Güvercinden şahinlere
İsrail’de Batılı anlamda sosyal demokrat olan İşçi Partisi’nin gerilemiş, aşırı sağcı Evimiz İsrail’in yükselmiş olması bütün sürecin fotoğrafını veriyor. İşçi Partisi, İsrail’in iki büyük partisinden biriydi, güçlüydü. Yitsak Rabin gibi büyük bir devlet adamının partisiydi...
Barış lideri olan Rabin’i fanatik bir İsrailli
genç katletti.
Kasım 2005’te İşçi Partisi bölündü, ayrılanlar daha solda değil, Şaron liderliğinde daha sağda Kadima’yı kurdular, halen iktidarda Kadima koalisyonu var.
Şimdi
Ehud Barak’ın liderliğindeki İşçi Partisi bu seçimlerde dördüncü sıraya düşecek gözüküyor!
Yükselen ise, aşırı sağcı,
militan, fanatik Evimiz İsrail partisidir! Lideri
Lieberman’ın ömrü militanlıkla geçmiş. Bırakın Filistin barışını, İsrail vatandaşları arasında bile savaş kundaklayabilir! Öyle bir fanatik...
Demokrasinin böylesi
İsrail “istikrarsız
demokrasi” örneklerinden biridir. Kurumlaşmamış partiler adeta kum üstünde,
seçmen kaygan... Büyük bir parti ufalanıyor, sıfırlık bir parti tırmanıyor! Böylesine istikrarsız bir demokraside, ılımlı politikalar yeterince
halk desteğini alamıyor.
Partilerin zayıflığı İsrail militarizminin siyasete hükmetme gücünü artırıyor; çözümsüzlük ve savaş halk kitlelerini de radikalleştiriyor, militarizmin peşine takıyor...
Son
Gazze katliamını da iktidardaki Kadima partisi seçimlerde oy almak için yapmadı mı?!

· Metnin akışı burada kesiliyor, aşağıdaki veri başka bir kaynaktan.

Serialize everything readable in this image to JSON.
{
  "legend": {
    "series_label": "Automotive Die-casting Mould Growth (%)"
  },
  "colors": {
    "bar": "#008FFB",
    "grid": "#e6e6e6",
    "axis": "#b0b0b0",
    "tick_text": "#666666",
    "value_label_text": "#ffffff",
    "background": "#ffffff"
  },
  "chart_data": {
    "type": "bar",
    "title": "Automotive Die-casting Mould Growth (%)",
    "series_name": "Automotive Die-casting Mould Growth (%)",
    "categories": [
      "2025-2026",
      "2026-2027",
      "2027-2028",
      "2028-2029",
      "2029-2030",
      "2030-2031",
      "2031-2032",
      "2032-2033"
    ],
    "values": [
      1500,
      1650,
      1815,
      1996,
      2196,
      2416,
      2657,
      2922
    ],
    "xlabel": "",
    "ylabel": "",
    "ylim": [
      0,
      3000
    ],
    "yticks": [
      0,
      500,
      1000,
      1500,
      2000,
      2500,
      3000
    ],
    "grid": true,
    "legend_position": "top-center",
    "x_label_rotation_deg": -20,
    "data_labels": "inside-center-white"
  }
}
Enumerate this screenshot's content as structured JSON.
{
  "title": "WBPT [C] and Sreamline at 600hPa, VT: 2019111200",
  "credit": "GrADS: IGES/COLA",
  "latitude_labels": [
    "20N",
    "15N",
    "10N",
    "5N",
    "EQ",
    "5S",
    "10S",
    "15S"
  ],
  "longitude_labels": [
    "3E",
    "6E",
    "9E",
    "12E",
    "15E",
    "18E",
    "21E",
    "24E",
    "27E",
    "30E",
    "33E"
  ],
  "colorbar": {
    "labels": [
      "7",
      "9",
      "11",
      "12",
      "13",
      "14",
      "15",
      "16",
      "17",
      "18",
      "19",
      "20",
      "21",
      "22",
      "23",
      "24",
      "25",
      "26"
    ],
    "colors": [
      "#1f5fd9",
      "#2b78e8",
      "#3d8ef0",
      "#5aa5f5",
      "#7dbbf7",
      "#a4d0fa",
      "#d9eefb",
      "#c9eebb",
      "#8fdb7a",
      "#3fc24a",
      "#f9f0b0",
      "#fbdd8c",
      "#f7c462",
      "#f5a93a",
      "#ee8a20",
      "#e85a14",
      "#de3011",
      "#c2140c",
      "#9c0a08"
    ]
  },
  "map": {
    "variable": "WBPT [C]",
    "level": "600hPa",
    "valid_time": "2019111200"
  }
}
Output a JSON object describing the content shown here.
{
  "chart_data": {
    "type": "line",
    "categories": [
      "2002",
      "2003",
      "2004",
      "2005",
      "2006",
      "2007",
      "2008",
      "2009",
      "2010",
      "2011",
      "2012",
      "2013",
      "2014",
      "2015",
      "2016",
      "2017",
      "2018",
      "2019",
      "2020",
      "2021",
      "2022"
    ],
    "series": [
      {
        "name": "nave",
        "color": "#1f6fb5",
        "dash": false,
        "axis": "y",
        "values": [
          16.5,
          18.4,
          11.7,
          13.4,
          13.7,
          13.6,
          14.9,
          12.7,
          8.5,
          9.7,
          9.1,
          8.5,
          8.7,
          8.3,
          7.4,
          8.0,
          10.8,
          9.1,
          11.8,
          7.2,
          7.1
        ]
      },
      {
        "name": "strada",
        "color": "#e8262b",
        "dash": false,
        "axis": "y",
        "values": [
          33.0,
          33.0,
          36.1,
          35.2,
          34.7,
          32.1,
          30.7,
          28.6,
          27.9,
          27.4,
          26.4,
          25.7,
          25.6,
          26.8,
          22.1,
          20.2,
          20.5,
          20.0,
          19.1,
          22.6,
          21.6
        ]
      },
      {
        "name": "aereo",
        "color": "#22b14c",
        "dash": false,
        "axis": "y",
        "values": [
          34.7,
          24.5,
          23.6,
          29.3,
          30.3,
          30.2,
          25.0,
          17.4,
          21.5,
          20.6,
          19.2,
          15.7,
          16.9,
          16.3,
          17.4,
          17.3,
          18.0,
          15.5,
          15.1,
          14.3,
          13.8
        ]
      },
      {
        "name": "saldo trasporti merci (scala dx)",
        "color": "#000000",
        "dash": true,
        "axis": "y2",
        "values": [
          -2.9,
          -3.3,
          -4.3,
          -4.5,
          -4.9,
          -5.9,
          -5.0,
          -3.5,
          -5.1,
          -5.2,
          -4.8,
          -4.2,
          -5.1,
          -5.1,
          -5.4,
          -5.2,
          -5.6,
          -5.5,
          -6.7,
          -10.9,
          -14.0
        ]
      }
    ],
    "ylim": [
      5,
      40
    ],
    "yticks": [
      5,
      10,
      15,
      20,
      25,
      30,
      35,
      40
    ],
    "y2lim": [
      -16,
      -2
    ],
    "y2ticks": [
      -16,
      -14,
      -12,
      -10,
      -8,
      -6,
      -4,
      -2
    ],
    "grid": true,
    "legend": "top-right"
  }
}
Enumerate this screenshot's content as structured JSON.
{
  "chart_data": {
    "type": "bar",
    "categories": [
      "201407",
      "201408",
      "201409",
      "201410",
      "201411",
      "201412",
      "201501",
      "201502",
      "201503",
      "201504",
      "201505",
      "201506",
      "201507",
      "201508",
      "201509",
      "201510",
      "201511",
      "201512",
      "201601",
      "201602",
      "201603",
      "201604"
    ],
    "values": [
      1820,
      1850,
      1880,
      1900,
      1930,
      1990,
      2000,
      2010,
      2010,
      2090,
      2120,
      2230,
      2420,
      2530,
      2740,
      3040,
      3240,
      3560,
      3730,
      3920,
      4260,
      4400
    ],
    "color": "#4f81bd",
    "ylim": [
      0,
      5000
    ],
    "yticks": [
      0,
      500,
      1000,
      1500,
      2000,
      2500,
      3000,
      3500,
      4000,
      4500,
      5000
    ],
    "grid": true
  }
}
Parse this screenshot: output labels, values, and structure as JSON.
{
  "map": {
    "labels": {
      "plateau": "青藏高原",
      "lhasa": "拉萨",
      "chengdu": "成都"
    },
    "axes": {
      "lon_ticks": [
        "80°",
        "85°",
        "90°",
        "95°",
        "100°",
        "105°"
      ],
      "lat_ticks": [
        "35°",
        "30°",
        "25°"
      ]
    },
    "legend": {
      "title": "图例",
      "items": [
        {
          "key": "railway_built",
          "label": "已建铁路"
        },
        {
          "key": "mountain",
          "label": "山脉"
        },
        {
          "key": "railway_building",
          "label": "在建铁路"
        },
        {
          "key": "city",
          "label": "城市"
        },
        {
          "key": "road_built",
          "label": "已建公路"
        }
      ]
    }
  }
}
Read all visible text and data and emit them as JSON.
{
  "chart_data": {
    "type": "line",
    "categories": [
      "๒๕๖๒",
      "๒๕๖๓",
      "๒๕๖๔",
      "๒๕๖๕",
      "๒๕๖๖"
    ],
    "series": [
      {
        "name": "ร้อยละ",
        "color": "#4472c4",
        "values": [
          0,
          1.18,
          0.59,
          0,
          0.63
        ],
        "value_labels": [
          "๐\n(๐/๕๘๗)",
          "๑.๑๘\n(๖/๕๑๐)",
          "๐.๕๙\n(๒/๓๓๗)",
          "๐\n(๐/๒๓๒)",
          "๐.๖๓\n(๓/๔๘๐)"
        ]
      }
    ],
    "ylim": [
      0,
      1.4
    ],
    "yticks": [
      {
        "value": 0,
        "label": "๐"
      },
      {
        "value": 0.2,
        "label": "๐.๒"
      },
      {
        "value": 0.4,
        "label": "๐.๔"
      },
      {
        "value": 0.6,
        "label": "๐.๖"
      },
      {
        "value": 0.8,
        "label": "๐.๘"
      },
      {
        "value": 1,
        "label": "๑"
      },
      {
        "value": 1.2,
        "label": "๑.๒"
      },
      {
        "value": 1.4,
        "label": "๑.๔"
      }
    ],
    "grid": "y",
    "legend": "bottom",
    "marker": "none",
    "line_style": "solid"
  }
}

Hayfa Üniversitesi’nden sosyolog Uri Ben-Eliezer, “İsrail Militarizminin Oluşturulması” adlı kitabında diyor ki:
“İsrail’de hiç askeri
darbe olmadı. Çünkü seçilmiş liderler de siyasetlerinde temel bir unsur ve merkezi bir ideoloji olarak militarizmi benimsemiştir.” (Making of Israili Militarism, Indiana Univ. 1998)
Hamas da İsrail militarizmine karşı Gazze halkının tepkisinin ürünü değil midir?
Hiç mi umut yok? Olabilir. Netanyahu, Obama’ya ayak uydurmak için
İran ve
Suriye ile diyaloğa girerek onların Hamas’a desteğini kesmeyi düşünebilir. Ama bunun için kendisinin tavizler vermesi, yumuşaması gerekecek,
Türkiye’nin rolü yine önem kazanacaktır...
Bakalım öyle mi olacak, yeni Gazze faciaları mı?!